"We are losing the art of civil debate in our society, as we secularize...because we are losing the ability to understand the value of the other person. Voltaire is accredited as saying, "I may disagree with you, but I'll defend to the death your right to say it." That's not the way we conduct the debate at the moment in this country or in the west. If we don't like someone else's debate now, we demonise the person who puts the idea on the table. Voltaire understood...that each individual ought to be valued enough for you to say let them put their idea on the table, then we'll debate that idea. The greater the potpourri of ideas we've got in a pluralist society the better the chance we have of getting good policy out of it.

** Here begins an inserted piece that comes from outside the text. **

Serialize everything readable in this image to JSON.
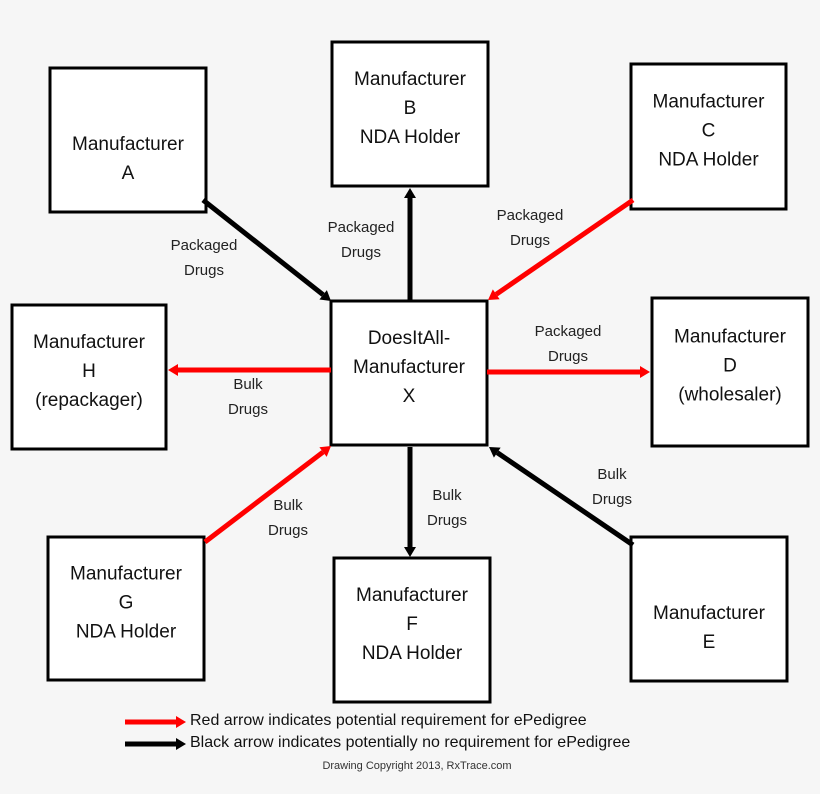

We will never get good policy in this country again until we learn how to have a civilized debate where we debate the issues and decide the case on the merits, not on, sorry to say it, popular applause." - John Anderson, former deputy Prime Minister
Last night, the Australian Christian Lobby hosted the Make It Count 2013 Election Webcast, featuring a panel of experts presenting a Christian worldview on a wide range of issues being debated during the current election campaign. While there were many viewpoints expressed of interest to me, I was particularly interested by what former deputy Prime Minister John Anderson had to say about the issue of civility in debating social, political and religious issues.
Secularisation of society has hijacked public debate, demonising and ridiculing any point of view that conflicts with popular opinion. The freedom of speech we celebrate as a democratic nation and the foundations of belief for people of faith are systematically being eroded by the facade of tolerance and equality. This is highlighted by a form of hypocrisy emerging from a secular worldview that defends diversity of opinion and lifestyle on one hand, while on the other hand attacking and labeling a biblical worldview as bigotry. The paradox of the current social and political climate is that it has traded civil dialogue for hostile debate, contradicting the values it seeks to defend.

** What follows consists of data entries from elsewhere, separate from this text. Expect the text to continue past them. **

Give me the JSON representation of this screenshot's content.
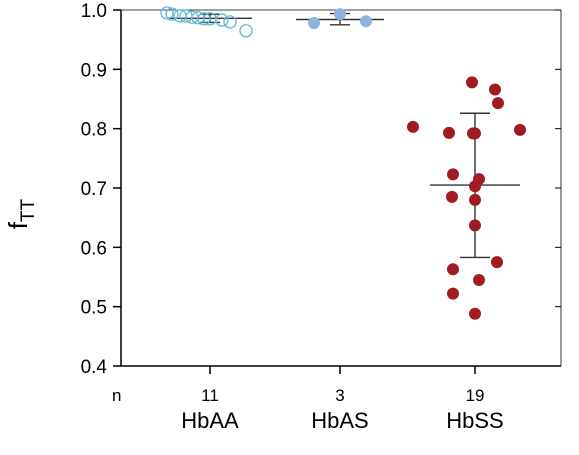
{
  "chart_data": {
    "type": "scatter",
    "ylabel": "f",
    "ylabel_subscript": "TT",
    "ylim": [
      0.4,
      1.0
    ],
    "yticks": [
      "0.4",
      "0.5",
      "0.6",
      "0.7",
      "0.8",
      "0.9",
      "1.0"
    ],
    "n_label": "n",
    "groups": [
      {
        "category": "HbAA",
        "n": "11",
        "color": "#5fb8d8",
        "marker": "open-circle",
        "mean": 0.986,
        "sd_low": 0.979,
        "sd_high": 0.993,
        "values": [
          0.995,
          0.993,
          0.99,
          0.99,
          0.988,
          0.987,
          0.985,
          0.985,
          0.983,
          0.98,
          0.965
        ]
      },
      {
        "category": "HbAS",
        "n": "3",
        "color": "#8fb3dc",
        "marker": "filled-circle",
        "mean": 0.984,
        "sd_low": 0.975,
        "sd_high": 0.994,
        "values": [
          0.978,
          0.993,
          0.981
        ]
      },
      {
        "category": "HbSS",
        "n": "19",
        "color": "#a01c22",
        "marker": "filled-circle",
        "mean": 0.705,
        "sd_low": 0.583,
        "sd_high": 0.826,
        "values": [
          0.878,
          0.866,
          0.843,
          0.803,
          0.798,
          0.793,
          0.792,
          0.792,
          0.723,
          0.715,
          0.703,
          0.685,
          0.68,
          0.637,
          0.575,
          0.563,
          0.545,
          0.522,
          0.488
        ]
      }
    ]
  }
}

This critique of the impact of secularisation on civil dialogue, however, must be balanced with the acknowledgement that the same hostility and hypocrisy experienced by a biblical worldview today has historically been inflicted upon society by dogmatic religious views.
What is really needed today is a return to open respectful dialogue by exchanging hostility for civility and embracing a genuine appreciation for diversity of thought that contributes to healthy discussion.
As a person who holds a strong biblical worldview, it is ironic that I agree with Voltaire's philosophy, "I may disagree with you, but I'll defend to the death your right to say it." Well, I may not literally defend to the death. However, I have learned to value and engage in dialogue that welcomes a diverse range of social and religious views without feeling the need to demean or belittle those with whom I would disagree, and yet still maintain my faith convictions. In my current role as a Salvation Army Officer where this desire for civility is played out daily, I am in dialogue with people from other faiths, engage with community leaders who hold contrasting social views and provide pastoral support to those who don't share my moral and ethical convictions. The impact of this civil dialogue is strong diverse relationships that provide the foundation for healthy interaction between church and community.
Maybe if society was less concerned with "popular applause" and more prepared to embrace John Anderson's call for "civilized debate where we debate the issues" and not "demonise the person who puts the idea on the table" we would have some hope of addressing the complex issues facing our nation.